East Window - Untitled #20151121

Huang Xiaoliang

黄晓亮

Production date
2016

Object Detail


Media
pigment print on fibre paper
Measurements
120 x 180 cm
Notes
‘East window’ is part of a well-known Chinese chengyu, or ‘four-character idiom’: ‘dong chuang shi fa’, literally translated, means ‘the affair of the east window is exposed’. An ancient Chinese myth tells of a Southern Song Dynasty official who plotted an assassination beneath the east window of the palace –– he was overheard, and the plot came to light. Today, the expression means something secret that has been brought into the light of day. Recording and then reinventing the quotidian in order to make something extraordinary, Huang Xiaoliang has created a diary that is also, in some senses, a fabled landscape of the imagination.

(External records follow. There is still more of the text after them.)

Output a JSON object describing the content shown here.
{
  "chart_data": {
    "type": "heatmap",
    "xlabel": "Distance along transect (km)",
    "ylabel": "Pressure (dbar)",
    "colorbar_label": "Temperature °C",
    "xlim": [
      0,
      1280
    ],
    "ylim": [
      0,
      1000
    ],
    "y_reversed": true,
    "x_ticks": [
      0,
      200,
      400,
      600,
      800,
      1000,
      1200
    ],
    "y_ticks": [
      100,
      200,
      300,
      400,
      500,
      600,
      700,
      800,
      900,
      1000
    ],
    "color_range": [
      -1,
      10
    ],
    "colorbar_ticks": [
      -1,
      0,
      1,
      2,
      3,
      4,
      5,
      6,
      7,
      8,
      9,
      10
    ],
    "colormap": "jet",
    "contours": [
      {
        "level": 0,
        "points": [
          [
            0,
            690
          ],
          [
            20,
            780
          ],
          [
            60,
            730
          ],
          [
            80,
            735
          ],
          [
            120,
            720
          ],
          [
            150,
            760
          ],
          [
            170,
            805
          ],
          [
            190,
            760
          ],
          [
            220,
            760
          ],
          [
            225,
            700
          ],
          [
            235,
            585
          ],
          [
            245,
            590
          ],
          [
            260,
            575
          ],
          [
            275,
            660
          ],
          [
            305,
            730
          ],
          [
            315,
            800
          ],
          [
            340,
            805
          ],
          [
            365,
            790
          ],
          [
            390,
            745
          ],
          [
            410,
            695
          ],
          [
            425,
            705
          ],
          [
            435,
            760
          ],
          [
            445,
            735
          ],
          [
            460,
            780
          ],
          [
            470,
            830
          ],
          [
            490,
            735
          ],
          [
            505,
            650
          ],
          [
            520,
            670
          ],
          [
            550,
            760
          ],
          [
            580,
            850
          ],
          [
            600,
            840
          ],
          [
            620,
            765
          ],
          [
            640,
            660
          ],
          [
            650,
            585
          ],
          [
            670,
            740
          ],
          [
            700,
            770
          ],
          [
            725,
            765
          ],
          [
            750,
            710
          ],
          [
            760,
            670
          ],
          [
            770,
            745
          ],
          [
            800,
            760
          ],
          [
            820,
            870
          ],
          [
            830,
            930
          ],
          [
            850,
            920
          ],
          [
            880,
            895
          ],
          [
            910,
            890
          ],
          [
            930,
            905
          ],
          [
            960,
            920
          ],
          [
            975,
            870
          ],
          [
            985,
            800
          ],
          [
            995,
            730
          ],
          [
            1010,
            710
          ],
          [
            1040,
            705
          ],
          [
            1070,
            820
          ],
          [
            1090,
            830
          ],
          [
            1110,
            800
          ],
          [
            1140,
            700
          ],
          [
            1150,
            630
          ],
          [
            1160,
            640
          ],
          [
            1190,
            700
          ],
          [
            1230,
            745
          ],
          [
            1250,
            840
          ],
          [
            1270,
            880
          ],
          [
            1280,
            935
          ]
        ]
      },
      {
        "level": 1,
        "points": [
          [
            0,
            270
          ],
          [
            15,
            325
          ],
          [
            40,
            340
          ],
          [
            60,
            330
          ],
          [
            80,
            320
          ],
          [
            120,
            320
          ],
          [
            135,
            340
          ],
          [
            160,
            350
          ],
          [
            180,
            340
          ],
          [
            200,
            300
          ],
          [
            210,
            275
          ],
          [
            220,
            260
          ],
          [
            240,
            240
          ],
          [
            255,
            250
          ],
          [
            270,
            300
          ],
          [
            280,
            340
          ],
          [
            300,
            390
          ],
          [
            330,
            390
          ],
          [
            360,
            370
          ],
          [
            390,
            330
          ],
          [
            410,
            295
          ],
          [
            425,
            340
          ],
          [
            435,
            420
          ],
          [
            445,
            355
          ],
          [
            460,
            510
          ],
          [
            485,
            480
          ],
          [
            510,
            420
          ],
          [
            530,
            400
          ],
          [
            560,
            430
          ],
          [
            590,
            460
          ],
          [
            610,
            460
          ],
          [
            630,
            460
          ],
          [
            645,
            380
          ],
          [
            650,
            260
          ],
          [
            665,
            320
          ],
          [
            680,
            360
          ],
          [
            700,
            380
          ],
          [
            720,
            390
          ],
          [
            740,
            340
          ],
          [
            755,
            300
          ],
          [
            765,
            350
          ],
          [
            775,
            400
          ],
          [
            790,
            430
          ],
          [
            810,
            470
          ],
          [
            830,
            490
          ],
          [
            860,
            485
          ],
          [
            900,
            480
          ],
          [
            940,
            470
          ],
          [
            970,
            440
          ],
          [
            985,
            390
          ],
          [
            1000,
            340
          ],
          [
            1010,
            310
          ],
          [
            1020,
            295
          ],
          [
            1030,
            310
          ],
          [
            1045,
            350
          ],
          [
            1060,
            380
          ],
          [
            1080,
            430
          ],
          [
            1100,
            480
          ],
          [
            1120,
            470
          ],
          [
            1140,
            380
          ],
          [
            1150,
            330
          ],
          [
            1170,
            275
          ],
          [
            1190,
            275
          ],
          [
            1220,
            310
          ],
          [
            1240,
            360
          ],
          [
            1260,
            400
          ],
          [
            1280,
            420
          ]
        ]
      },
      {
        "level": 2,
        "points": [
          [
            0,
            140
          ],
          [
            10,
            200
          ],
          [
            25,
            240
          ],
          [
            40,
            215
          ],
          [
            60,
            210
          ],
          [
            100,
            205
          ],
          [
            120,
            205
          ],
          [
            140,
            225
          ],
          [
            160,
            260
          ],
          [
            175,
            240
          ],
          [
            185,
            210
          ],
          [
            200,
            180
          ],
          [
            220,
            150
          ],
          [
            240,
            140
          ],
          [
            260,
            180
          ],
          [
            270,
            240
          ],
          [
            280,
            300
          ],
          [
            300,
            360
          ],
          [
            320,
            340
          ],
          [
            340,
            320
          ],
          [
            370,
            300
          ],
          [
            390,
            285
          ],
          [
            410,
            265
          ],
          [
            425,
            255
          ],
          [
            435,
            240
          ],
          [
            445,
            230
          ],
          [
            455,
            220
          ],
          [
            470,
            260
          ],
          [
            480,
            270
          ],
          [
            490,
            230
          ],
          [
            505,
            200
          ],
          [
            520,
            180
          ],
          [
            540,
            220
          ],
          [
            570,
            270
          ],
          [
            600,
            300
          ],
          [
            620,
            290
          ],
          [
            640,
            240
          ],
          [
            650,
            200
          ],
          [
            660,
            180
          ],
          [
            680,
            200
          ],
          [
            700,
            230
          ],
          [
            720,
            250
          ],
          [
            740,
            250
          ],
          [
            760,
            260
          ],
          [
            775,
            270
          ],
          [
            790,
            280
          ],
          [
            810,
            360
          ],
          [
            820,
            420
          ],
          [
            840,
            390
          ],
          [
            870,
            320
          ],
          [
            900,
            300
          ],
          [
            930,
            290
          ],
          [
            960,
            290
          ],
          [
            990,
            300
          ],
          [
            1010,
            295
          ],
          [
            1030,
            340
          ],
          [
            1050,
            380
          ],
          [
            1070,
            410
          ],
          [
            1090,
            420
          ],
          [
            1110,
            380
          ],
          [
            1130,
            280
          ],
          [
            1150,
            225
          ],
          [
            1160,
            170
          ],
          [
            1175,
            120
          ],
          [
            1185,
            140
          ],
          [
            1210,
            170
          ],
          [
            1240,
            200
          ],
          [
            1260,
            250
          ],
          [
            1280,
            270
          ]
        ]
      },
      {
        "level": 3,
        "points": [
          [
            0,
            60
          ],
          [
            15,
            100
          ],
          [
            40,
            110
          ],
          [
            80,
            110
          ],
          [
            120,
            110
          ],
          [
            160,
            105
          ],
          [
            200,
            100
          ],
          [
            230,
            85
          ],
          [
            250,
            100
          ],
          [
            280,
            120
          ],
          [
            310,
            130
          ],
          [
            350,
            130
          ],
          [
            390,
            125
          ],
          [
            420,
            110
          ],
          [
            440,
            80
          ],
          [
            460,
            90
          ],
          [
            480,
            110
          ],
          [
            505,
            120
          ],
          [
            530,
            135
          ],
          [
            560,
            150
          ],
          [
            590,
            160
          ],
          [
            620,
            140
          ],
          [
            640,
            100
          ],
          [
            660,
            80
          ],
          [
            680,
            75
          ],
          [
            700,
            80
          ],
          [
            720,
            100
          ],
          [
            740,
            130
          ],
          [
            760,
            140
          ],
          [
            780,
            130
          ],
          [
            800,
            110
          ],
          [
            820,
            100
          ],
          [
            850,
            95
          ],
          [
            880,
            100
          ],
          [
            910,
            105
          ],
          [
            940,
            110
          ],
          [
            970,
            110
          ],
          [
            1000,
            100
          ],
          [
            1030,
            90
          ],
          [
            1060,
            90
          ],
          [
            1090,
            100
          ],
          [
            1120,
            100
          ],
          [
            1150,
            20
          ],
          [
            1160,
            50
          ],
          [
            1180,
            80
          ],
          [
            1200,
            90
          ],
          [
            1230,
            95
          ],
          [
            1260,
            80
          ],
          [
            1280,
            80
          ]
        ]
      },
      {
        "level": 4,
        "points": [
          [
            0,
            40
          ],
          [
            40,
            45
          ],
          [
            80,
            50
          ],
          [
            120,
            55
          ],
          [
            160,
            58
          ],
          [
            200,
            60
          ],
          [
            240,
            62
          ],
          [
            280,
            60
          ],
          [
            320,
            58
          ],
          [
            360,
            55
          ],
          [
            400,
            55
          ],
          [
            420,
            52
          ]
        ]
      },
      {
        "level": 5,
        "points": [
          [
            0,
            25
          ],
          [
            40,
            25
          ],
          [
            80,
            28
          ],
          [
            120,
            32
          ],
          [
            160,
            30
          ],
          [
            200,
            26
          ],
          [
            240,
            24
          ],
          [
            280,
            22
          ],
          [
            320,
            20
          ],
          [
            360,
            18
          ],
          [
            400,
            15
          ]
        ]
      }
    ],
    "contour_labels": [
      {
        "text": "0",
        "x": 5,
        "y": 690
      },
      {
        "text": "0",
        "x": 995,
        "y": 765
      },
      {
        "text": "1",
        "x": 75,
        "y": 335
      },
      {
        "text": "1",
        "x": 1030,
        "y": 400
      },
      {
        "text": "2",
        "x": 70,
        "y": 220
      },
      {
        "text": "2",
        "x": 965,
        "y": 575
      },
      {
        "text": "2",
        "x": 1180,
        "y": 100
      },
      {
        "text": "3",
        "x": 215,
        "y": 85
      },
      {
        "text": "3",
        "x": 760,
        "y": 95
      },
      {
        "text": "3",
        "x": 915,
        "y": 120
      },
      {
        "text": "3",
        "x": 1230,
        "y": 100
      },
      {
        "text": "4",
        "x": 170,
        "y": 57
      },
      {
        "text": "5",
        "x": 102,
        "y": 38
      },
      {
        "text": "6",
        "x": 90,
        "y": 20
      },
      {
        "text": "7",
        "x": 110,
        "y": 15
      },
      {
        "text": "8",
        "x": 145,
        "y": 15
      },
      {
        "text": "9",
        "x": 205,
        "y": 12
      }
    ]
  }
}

East Window – Untitled #20151121 (2016) was originally shot on November 21, 2015. The street and buildings were photographed at one time and the figures at another, on the same evening. The image suggests a scene from the last century: five figures amble along an empty street in the twilight, heads downcast and hands in their pockets, accompanied by a skinny dog. A single streetlight has been switched on, and windows are illuminated with yellow light, indistinct figures visible behind them. The building near the five men must be a school –– on its wall is painted a government slogan: ‘With my wings I fly to my ideal goal, with my sails I head for my safe harbour.’ Behind them, an industrial tower looms, making us think of workers tiredly making their way home after a day’s labour, a deliberately ironic contrast with the exhortatory slogan. The men’s long shadows are cast in front of them as they walk, yet this is inconsistent with the light source in the picture, a strange element that casts doubt on photographic veracity.